First let me tell you that this is probably going to be a long post, but something I think is very important that everyone know.  So bear with me!

I see different doctors for different things, as I suspect just about all of us do, for what I think are fairly obvious reasons.  I think seeing a “specialist” is very important, and I want to know the person I’m trusting my health to is an “expert” in the area I need the best attention paid to.  So assuming you have a network of doctors, and like I said I think both of us do, I’m imploring you, I’m begging you in fact, to always make it a rule to get your very own copy of all your medical test results!!!  After all, they are yours, and the hold an obscene amount of key information about you.  Why is it that we shred all of our personal information before throwing it out, but we go through life, most of us anyway, letting some medical office hold the copies of all our body information?  Generally we never even lay our eyes on those results personally.  They tell us what they say and then we move on.  That has to stop and I’ll tell you why…

In April of 2007 I had a routine visit with my Neurologist regarding my migraines.  Routine blood work was done and that was the end of it.  I left, never got a call back about it and didn’t expect to.  It wasn’t until I’d guess July that I even thought about those tests again.  I had gotten notice that my Neurologist was moving to Ann Arbor to work with U 0f M.  I was given the opportunity to request my records to take to a new doctor.  I requested them and waited.

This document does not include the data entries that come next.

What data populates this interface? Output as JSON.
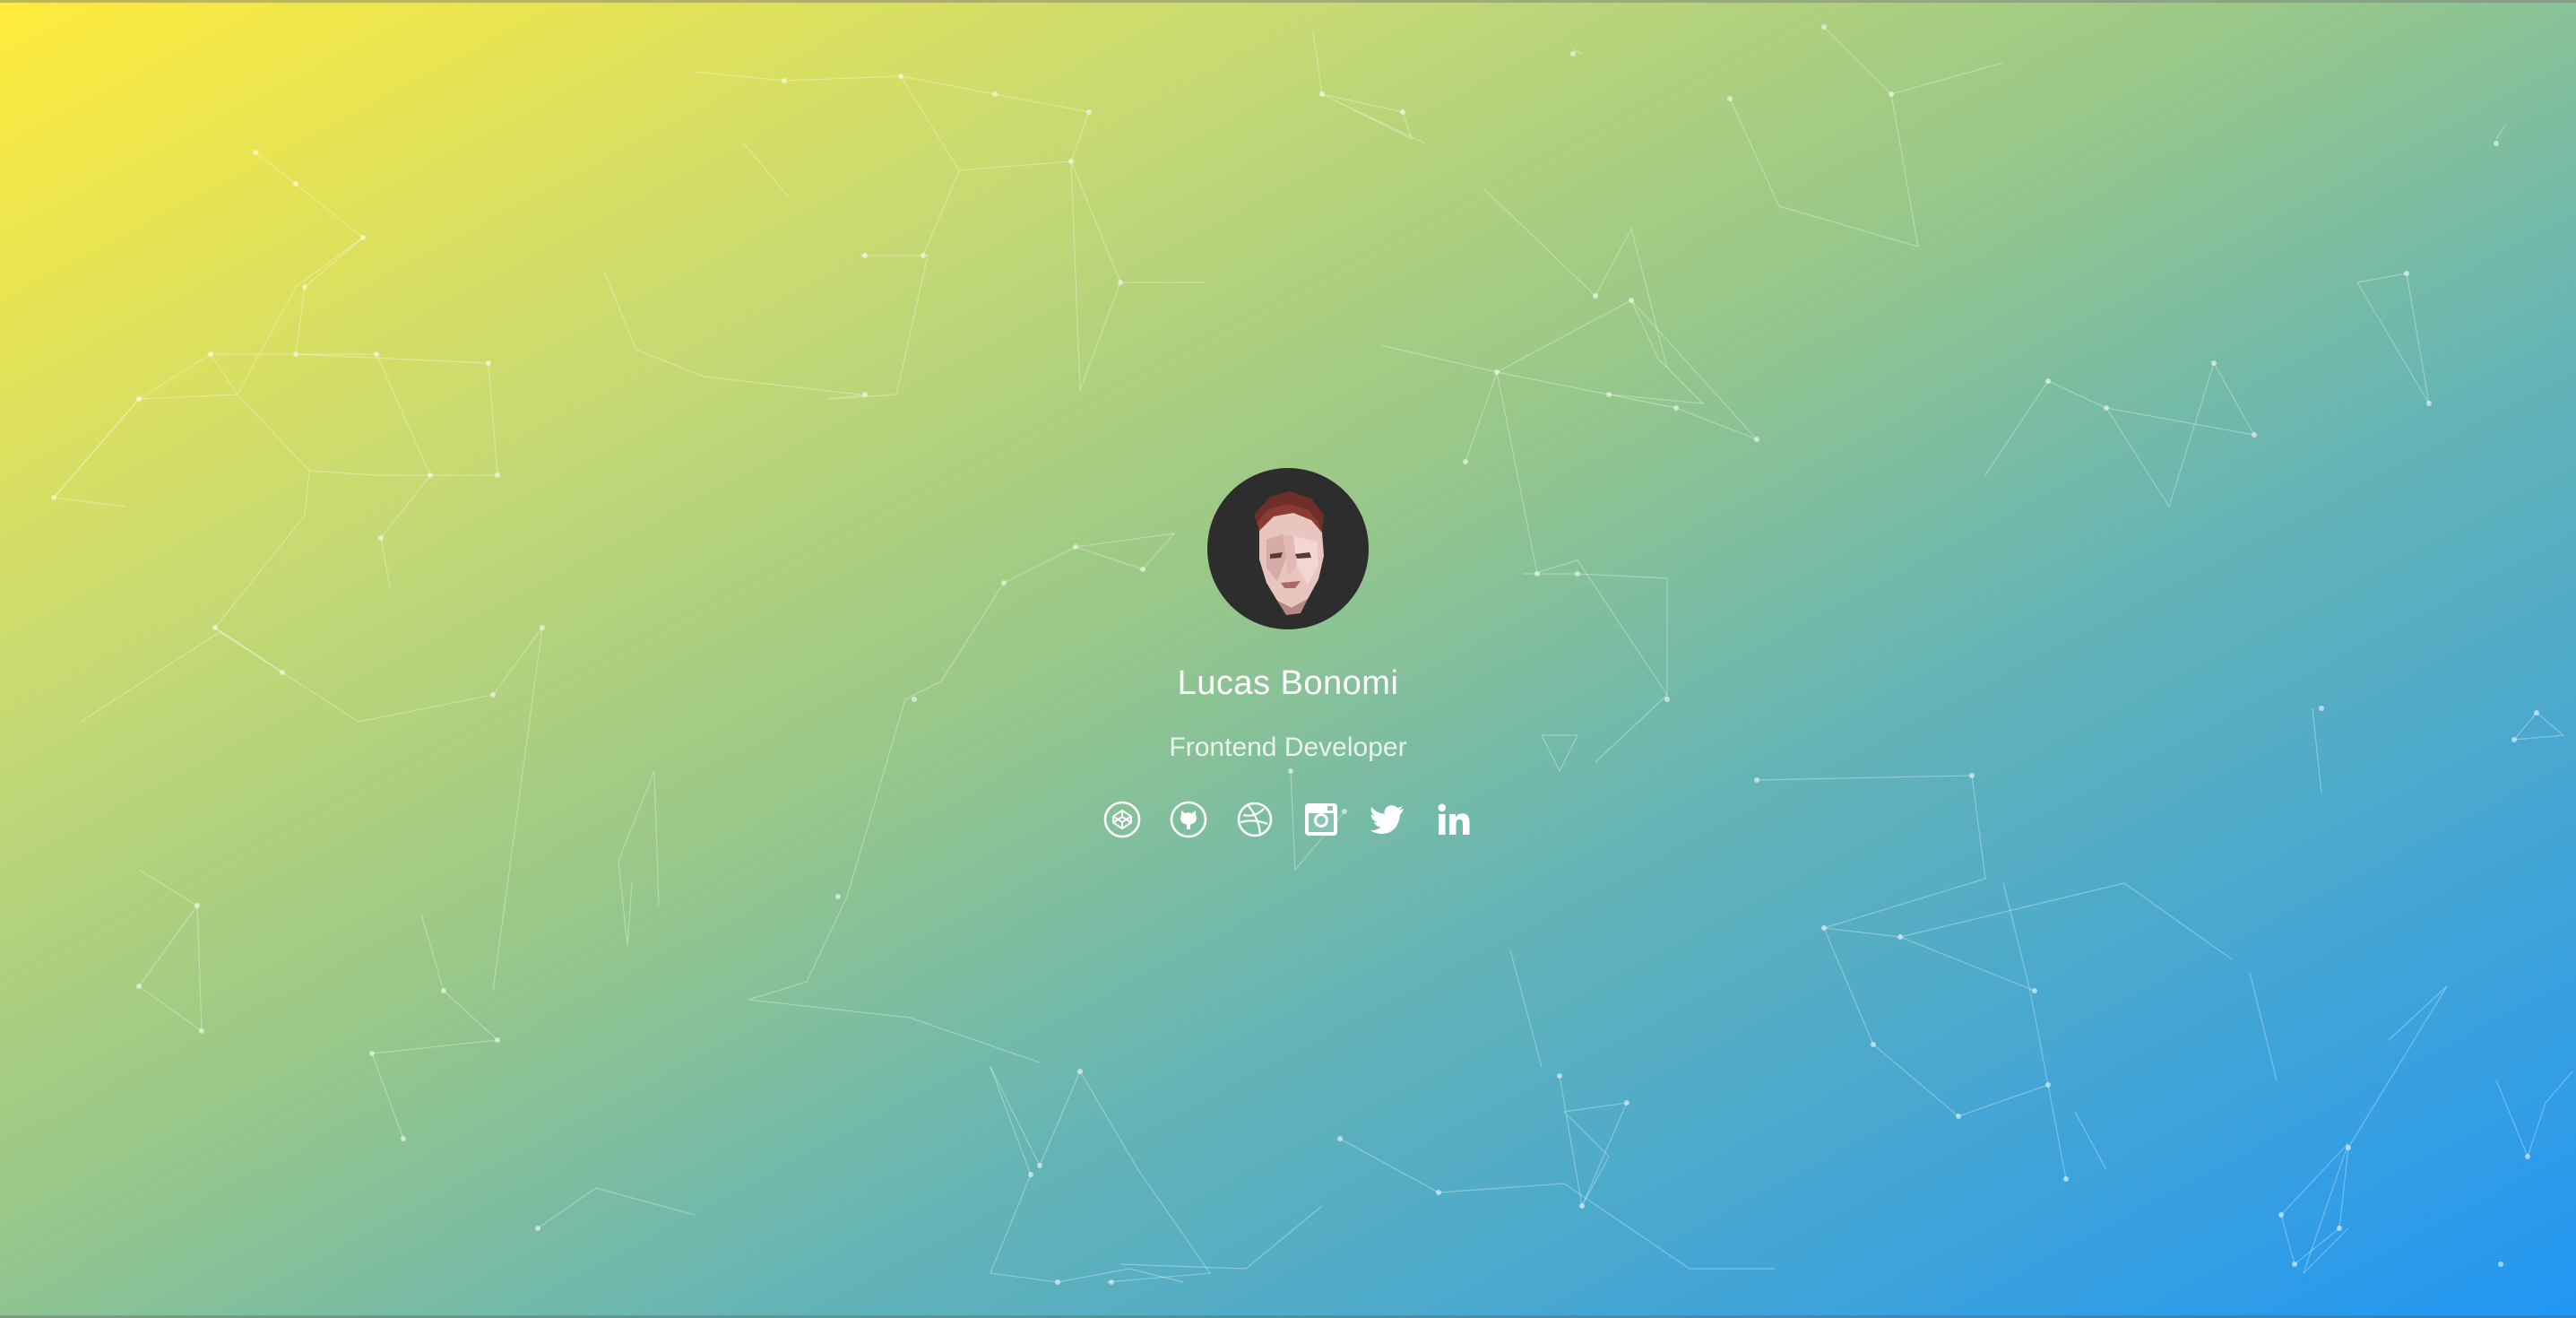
{
  "profile": {
    "name": "Lucas Bonomi",
    "role": "Frontend Developer"
  },
  "social_links": [
    {
      "icon": "codepen-icon"
    },
    {
      "icon": "github-icon"
    },
    {
      "icon": "dribbble-icon"
    },
    {
      "icon": "instagram-icon"
    },
    {
      "icon": "twitter-icon"
    },
    {
      "icon": "linkedin-icon"
    }
  ],
  "colors": {
    "gradient_start": "#ffeb3b",
    "gradient_end": "#2196f3",
    "avatar_background": "#2d2d2d",
    "text": "#ffffff"
  }
}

My records arrived sometime in August, and honestly I’m not even sure when exactly it was.  I had no idea that what was mailed to me in that envelope was really a ticking time bomb.  As I fumbled through all the notes and such, I ran across the results from the blood draw in April.  Right there in front of me were several numbers circled and noted as high and some low.  I wondered about it and set it aside, intending to investigate further.  I figured it was probably nothing as I never got a call from the doctor that initally did the tests.  So really, what was the difference right?

So September comes and I’m feeling all around pretty awful, tired, shaky, etc.  I’ve had this before, for a long time it seems, but I have three children, I’m probably supposed to feel like this.  Well on the 18th of September I had finally had enough and headed to my family doctor.  I took those mysterious tests with me, just so I could kill two birds with one stone and ask about them.  Well it turns out what was on that paper was indeed very important.  According to those tests there was a problem with my thyroid.  A problem in fact that certainly wasn’t likely to just resolve itself and that could have very well been responsible for the way I had been feeling for a long time.  So more blood was run and it again came back showing my thyroid to be totally out of control.

Sadly it had taken until today, this morning in fact, for a specialist to sit me down and tell me that I have Hypothyroidism.  I’m now on a medication for that and another medication to get my heart back under control.  The other sad part, my symptoms sat undiagnosed and worsening to the point that they have before I could get any help.  Had I insisted from day one that I get my results I would have known in April and had this treated before it got so far out of hand.  I’m told now that it will be at least a week before the medication to control that pesky thyroid kicks in and makes a noticeable difference, but I’m on my way.  Thank goodness for that.

Things have really gone downhill over even just the last two weeks.  I have moments, sometimes hours, where it seems mostly impossible to catch my breath, uncontrollable sweats… hot flashes for lack of a better term, complete sense of weakness, heart palpitations, high blood pressure, substantial weight loss, (which I’m not technically complaining about *wink*), and most recently my hair has started to fall out.  That is the short list.  It has gotten that bad before it was even at a point where it could get better.

I know what you are thinking, and I thought it too… “What am I going to do with test results?  I don’t know what any of that means.”  Well I’ll tell you what, after seeing mine, 99% of them are marked by the lab ad High, Low, or in range.  Not only that, but they list what the normal range is and some of them even give a possible full DIAGNOSIS on the bottom.  A cheat sheet or suggestion list I guess you could call it.  So put yourself in the know!!  Get a copy!!  Keep the copy!!  READ the copy!!

For me it had to get to this point before I saw how important it really was for me to take charge of my medical records.  For me I had to get increasingly worse to get any better.  Now I’m on my way to better, but I’d hope that not everyone has to learn the lesson the way I did.  The hard way really isn’t always the best way!